Кирби любопытно, насколько знаменита Эльза Уинслоу. Может, она даже культовая художница, как Энди Уорхол.

– Она потрясающая, – восхищенно говорит Кирби.

– О да, – бросает Люк, – и отлично знает об этом.

Кирби смотрит на Люка новыми глазами. Сначала он показался ей обычным парнем: само собой, привилегированным, если учесть тщательно отреставрированный «Джип-Виллис», но не сильно отличающимся от ребят из Бруклина. Теперь, увидев супермодное пляжное бунгало, она была заинтригована. Кирби с завистью представляет себе его родителей – влиятельного финансового брокера из центра города и богемную художницу из Гринвич-Виллидж. Они не зациклены на деньгах или правилах, как родители Кирби. По сути, подарили Люку собственный дом, чтобы сын жил там со своими друзьями.

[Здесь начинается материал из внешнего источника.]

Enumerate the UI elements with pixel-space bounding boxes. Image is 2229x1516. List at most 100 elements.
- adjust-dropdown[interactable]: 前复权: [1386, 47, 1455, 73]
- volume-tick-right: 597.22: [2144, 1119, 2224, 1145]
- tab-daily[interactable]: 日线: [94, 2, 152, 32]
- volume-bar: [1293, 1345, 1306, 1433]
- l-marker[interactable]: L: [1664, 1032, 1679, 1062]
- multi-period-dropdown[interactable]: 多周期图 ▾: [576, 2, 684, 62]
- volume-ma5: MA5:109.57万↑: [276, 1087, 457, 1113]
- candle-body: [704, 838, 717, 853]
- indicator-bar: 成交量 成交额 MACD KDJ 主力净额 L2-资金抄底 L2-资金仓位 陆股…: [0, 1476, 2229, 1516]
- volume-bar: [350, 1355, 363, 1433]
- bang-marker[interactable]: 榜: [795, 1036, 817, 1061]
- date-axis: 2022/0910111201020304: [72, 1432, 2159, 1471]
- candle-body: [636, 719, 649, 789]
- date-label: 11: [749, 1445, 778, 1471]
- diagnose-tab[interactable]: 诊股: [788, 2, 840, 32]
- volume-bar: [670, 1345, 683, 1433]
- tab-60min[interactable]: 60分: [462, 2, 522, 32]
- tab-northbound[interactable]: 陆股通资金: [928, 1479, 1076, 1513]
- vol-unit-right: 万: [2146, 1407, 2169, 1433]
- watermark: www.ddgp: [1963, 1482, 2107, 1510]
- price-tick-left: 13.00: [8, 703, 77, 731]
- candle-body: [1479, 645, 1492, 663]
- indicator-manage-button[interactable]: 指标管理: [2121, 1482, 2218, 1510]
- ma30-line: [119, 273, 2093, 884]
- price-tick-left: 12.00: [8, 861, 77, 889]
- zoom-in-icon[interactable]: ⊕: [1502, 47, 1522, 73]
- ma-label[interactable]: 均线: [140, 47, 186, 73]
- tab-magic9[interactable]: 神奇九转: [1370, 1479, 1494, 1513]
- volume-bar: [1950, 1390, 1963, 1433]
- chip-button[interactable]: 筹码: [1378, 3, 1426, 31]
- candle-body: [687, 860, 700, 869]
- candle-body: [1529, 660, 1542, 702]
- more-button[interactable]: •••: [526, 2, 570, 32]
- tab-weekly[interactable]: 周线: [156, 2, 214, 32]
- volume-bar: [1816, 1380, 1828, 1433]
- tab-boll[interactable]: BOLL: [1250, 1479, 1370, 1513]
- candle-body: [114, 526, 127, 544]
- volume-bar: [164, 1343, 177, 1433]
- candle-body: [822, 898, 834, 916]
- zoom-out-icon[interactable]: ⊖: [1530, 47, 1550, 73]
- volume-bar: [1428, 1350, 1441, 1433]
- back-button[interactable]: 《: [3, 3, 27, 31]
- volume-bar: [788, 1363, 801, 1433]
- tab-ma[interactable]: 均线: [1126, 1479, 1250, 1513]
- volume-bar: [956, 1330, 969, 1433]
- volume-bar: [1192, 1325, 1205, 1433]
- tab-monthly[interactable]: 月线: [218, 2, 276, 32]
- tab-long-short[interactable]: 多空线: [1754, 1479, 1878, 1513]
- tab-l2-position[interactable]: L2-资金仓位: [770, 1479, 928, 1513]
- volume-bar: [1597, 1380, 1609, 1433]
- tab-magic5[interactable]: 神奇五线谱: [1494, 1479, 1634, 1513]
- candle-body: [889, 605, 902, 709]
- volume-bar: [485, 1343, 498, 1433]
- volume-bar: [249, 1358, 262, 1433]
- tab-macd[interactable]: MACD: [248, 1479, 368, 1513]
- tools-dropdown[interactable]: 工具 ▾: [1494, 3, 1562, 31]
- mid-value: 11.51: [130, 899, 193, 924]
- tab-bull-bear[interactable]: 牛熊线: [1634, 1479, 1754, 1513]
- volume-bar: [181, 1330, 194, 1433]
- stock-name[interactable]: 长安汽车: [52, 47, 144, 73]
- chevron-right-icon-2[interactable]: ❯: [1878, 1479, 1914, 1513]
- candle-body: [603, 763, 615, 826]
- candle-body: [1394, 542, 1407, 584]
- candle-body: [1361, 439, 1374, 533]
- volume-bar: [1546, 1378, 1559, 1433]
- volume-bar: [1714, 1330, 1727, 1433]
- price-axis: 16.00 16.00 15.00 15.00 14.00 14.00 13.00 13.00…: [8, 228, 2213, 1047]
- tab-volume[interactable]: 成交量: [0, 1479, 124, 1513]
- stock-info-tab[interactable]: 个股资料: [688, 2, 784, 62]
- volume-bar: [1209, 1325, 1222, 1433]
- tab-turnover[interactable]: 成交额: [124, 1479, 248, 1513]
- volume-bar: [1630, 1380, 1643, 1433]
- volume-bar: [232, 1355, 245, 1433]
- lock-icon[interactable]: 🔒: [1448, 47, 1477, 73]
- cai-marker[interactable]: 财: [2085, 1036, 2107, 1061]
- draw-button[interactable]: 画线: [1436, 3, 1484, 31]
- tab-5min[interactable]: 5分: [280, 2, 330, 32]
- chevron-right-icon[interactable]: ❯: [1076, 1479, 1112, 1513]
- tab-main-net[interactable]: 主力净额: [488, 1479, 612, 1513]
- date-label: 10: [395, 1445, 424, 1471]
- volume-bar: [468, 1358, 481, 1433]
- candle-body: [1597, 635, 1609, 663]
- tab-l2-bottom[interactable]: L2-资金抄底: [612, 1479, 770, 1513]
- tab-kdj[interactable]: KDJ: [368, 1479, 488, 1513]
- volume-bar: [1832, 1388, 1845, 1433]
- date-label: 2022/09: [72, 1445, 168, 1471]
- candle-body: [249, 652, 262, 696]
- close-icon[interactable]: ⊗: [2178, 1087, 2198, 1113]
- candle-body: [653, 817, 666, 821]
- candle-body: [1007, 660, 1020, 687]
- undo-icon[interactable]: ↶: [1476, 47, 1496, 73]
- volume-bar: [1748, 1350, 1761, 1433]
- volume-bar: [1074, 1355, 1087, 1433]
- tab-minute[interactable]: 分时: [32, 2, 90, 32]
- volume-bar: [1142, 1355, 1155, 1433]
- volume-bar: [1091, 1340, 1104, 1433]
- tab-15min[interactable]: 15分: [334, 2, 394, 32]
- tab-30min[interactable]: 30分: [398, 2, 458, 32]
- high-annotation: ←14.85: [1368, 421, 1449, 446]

Кирби заглядывает в спальни.

– Я думала, три парня перевернут дом вверх дном. А у вас так чисто, даже не верится.

– У нас есть горничная, – сообщает Люк. – Мартина. Она живет в том доме.

Люк хватает Патти и щекочет ее, Патти вскрикивает, и они вдвоем падают на красный диван. Парочка начинает целоваться, Кирби очень хочет попросить их остановиться, но ей неловко выглядеть занудой. Она подходит к кухонному столу и рассматривает миску с фруктами. Сливы и вишни почти одинакового цвета, но не совсем (глубокий фиолетовый и великолепный пурпурно-красный), и Кирби понимает, что даже фрукты здесь – произведение искусства. Она отщипывает вишню. На вид та спелая и сочная, Кирби не может удержаться и съедает ягоду. С момента прибытия на остров ее рацион состоял из каши на завтрак, жареных моллюсков из «Джордано» и черствых пончиков в гостинице. Вишня слаще, чем все ягоды, что она пробовала раньше. Кирби дочиста обсасывает косточку и незаметно выплевывает в руку. Позади, с дивана, доносится влажное хлюпанье языков и тяжелое дыхание. Она старается не думать о Скотти Турбо. Кирби отнюдь не ханжа, но ей не хочется оставаться в комнате, пока Люк и Патти дурачатся. Кирби выходит через раздвижную дверь. Краем глаза она замечает, как Люк ведет подружку в спальню. Дверь закрывается.

Что ж.

Кирби сама толком не поймет, отчего смущается. Это они должны чувствовать себя неловко. Патти, может, и простовата, но ведь Люка явно воспитывали в духе светских приличий. И все же он парень… а парни хотят одного, причем здесь и сейчас. Это Кирби усвоила на собственном опыте.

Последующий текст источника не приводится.